Total insured losses in 2010 were $378.5 million, which were more than half of the space sector's estimated annual gross premium, said Mr. Todd. That compared with losses of $428 million in 2009 and $375.2 million in 2008.

“The last bad year for space insurers was 2007, when losses of $871.6 million exceeded gross premiums of $650 million. Other than 2007, the sector has been relatively stable, having been profitable since making a loss in 2002,” Mr. Todd said.

In-orbit insured losses were $375.5 million in 2010, mainly from the $343 million loss of a Eutelsat Communications satellite in October, according to Ascend Worldwide.

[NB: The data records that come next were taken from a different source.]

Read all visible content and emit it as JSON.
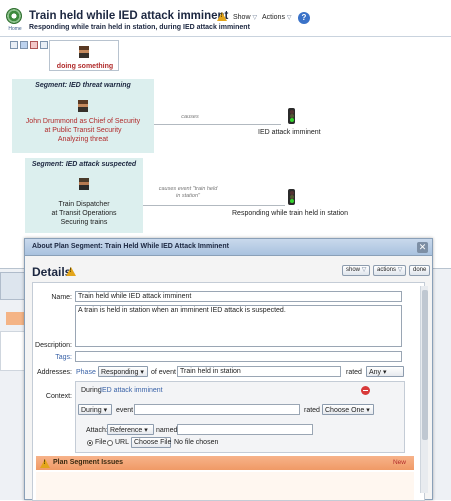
{
  "header": {
    "title": "Train held while IED attack imminent",
    "subtitle": "Responding while train held in station, during IED attack imminent",
    "home_label": "Home",
    "show_menu": "Show",
    "actions_menu": "Actions"
  },
  "toolbar": {
    "icons": [
      "document-icon",
      "edit-icon",
      "delete-icon",
      "print-icon",
      "grid-icon",
      "map-icon",
      "add-icon"
    ]
  },
  "diagram": {
    "agent_label": "doing something",
    "segment1": {
      "title": "Segment: IED threat warning",
      "lines": [
        "John Drummond as Chief of Security",
        "at Public Transit Security",
        "Analyzing threat"
      ]
    },
    "edge1_label": "causes",
    "node1_label": "IED attack imminent",
    "segment2": {
      "title": "Segment: IED attack suspected",
      "lines": [
        "Train Dispatcher",
        "at Transit Operations",
        "Securing trains"
      ]
    },
    "edge2_label": "causes event \"train held in station\"",
    "node2_label": "Responding while train held in station"
  },
  "dialog": {
    "title": "About Plan Segment: Train Held While IED Attack Imminent",
    "close": "✕",
    "details_title": "Details",
    "show_btn": "show",
    "actions_btn": "actions",
    "done_btn": "done",
    "name_label": "Name:",
    "name_value": "Train held while IED attack imminent",
    "description_label": "Description:",
    "description_value": "A train is held in station when an imminent IED attack is suspected.",
    "tags_label": "Tags:",
    "addresses_label": "Addresses:",
    "phase_label": "Phase",
    "phase_value": "Responding",
    "of_event_label": "of event",
    "event_value": "Train held in station",
    "rated_label": "rated",
    "rated_value": "Any",
    "context_label": "Context:",
    "during_text": "During",
    "during_link": "IED attack imminent",
    "during_select": "During",
    "event_label": "event",
    "rated2_label": "rated",
    "rated2_value": "Choose One",
    "attach_label": "Attach:",
    "attach_value": "Reference",
    "named_label": "named",
    "file_label": "File",
    "url_label": "URL",
    "choose_file_btn": "Choose File",
    "no_file_text": "No file chosen",
    "issues_title": "Plan Segment Issues",
    "issues_new": "New"
  }
}
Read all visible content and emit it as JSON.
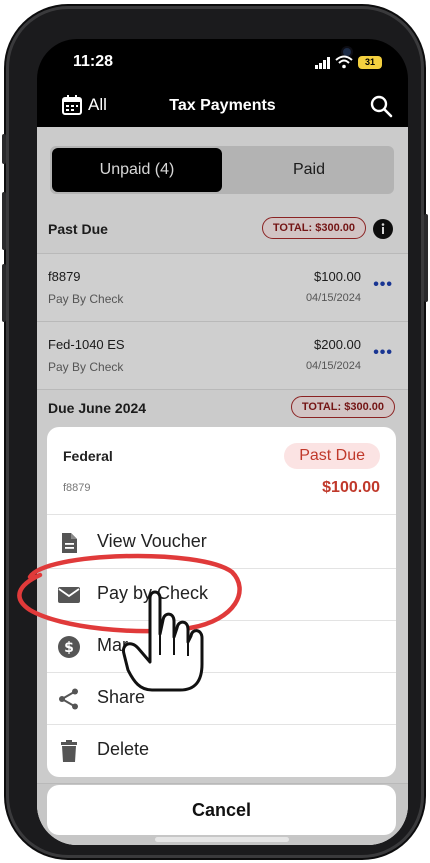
{
  "status_bar": {
    "time": "11:28",
    "battery": "31"
  },
  "nav": {
    "filter_label": "All",
    "title": "Tax Payments"
  },
  "segments": [
    {
      "label": "Unpaid (4)",
      "active": true
    },
    {
      "label": "Paid",
      "active": false
    }
  ],
  "past_due": {
    "label": "Past Due",
    "total": "TOTAL: $300.00"
  },
  "rows": [
    {
      "name": "f8879",
      "method": "Pay By Check",
      "amount": "$100.00",
      "date": "04/15/2024"
    },
    {
      "name": "Fed-1040 ES",
      "method": "Pay By Check",
      "amount": "$200.00",
      "date": "04/15/2024"
    }
  ],
  "due_june": {
    "label": "Due June 2024",
    "total": "TOTAL: $300.00"
  },
  "sheet": {
    "agency": "Federal",
    "form": "f8879",
    "status": "Past Due",
    "amount": "$100.00",
    "actions": [
      {
        "label": "View Voucher",
        "icon": "document-icon"
      },
      {
        "label": "Pay by Check",
        "icon": "envelope-icon"
      },
      {
        "label": "Mar",
        "icon": "dollar-circle-icon"
      },
      {
        "label": "Share",
        "icon": "share-icon"
      },
      {
        "label": "Delete",
        "icon": "trash-icon"
      }
    ],
    "cancel": "Cancel"
  },
  "colors": {
    "accent_red": "#c0392b",
    "highlight_circle": "#e03a3a",
    "more_dots": "#1e40af"
  }
}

Other insured losses included the failure of a Chinese government-owned ChinaSat 6A fuel system ($22 million), the temporary failure of a Galaxy 15 satellite ($6.5 million), and a communications malfunction on the Amazonas 2 ($4 million).

There was only one insured launch failure in 2010 and that was relatively small—a $3 million insured loss of a Proton-M rocket that was carrying three Glonass M navigation satellites in December. However, the uninsured loss was much higher.

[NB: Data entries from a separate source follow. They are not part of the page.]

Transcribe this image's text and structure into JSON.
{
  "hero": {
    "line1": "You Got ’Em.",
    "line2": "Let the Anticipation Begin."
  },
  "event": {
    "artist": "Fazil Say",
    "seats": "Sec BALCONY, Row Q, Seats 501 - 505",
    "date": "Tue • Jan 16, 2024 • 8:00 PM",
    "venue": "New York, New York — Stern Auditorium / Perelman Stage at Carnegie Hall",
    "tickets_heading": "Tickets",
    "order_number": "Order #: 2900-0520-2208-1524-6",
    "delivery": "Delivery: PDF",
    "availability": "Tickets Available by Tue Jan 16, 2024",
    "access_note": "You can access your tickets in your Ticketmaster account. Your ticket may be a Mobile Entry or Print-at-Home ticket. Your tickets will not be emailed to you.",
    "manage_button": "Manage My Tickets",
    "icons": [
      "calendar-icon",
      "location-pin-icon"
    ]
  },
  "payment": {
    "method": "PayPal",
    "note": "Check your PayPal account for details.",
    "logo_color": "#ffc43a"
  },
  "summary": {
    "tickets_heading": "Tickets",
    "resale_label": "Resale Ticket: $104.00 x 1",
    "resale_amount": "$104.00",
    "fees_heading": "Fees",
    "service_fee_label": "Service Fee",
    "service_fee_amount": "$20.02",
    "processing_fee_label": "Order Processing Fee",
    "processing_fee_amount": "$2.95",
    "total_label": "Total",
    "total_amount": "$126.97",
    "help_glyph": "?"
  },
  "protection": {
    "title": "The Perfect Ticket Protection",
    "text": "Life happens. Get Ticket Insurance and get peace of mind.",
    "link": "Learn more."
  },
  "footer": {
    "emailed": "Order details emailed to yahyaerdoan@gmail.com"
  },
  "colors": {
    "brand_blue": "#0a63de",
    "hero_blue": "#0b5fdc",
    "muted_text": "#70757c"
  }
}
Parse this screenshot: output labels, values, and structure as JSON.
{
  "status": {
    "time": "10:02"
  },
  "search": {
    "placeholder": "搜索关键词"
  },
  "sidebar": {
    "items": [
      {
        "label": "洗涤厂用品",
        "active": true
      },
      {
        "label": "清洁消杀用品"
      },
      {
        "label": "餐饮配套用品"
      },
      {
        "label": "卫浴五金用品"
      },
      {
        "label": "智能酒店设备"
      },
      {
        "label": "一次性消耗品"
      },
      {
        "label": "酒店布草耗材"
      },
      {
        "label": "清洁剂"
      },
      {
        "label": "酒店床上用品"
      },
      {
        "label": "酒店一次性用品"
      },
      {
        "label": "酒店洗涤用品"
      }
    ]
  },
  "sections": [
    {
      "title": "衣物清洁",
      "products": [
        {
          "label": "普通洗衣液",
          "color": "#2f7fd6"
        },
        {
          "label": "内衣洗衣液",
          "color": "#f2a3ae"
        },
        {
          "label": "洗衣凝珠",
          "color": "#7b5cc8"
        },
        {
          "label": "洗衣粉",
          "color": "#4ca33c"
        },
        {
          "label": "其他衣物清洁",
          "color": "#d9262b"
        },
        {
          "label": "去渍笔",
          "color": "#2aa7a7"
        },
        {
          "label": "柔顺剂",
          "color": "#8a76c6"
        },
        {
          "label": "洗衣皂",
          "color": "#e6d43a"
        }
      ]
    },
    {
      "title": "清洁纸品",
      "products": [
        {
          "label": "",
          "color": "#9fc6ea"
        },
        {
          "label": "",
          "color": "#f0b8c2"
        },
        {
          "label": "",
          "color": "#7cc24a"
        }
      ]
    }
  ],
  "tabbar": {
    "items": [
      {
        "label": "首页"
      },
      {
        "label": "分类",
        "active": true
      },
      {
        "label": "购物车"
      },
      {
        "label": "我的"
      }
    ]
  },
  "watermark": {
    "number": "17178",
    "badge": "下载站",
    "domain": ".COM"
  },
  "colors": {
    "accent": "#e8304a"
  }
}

In total, there were four launch failures out of 74 attempts in 2010. Apart from the Proton-M failure, there was the June failure of a South Korean KSLV-1 rocket and two launch failures involving Indian GSLV rockets in April and December.

While fuel issues were the most prominent causes of insured in-orbit losses in 2010, no loss trends emerged during the year, said Mr. Todd. “Losses are now lower than the early 2000s because of tighter policy conditions and general improvement in launch and satellite reliability,” said Mr. Todd. “The real danger is from falling premium rates, which may result in premiums eventually being outweighed by losses in a given year.”

Most insured losses are from launch failures or malfunctioning satellites, said Jan Schmidt, head of space insurance and reinsurance at Zurich-based Swiss Reinsurance Co. But underwriters are cognizant of potential losses from solar weather and space debris, he said.

“In recent years, there have not been any major anomaly losses or claims from solar flares. However, cover is provided for these exposures under all-risk policies,” said Mr. Schmidt.

Underwriters anticipate that anomaly claims could rise because of increasing space debris and projections that solar weather activity will increase in 2013, he added.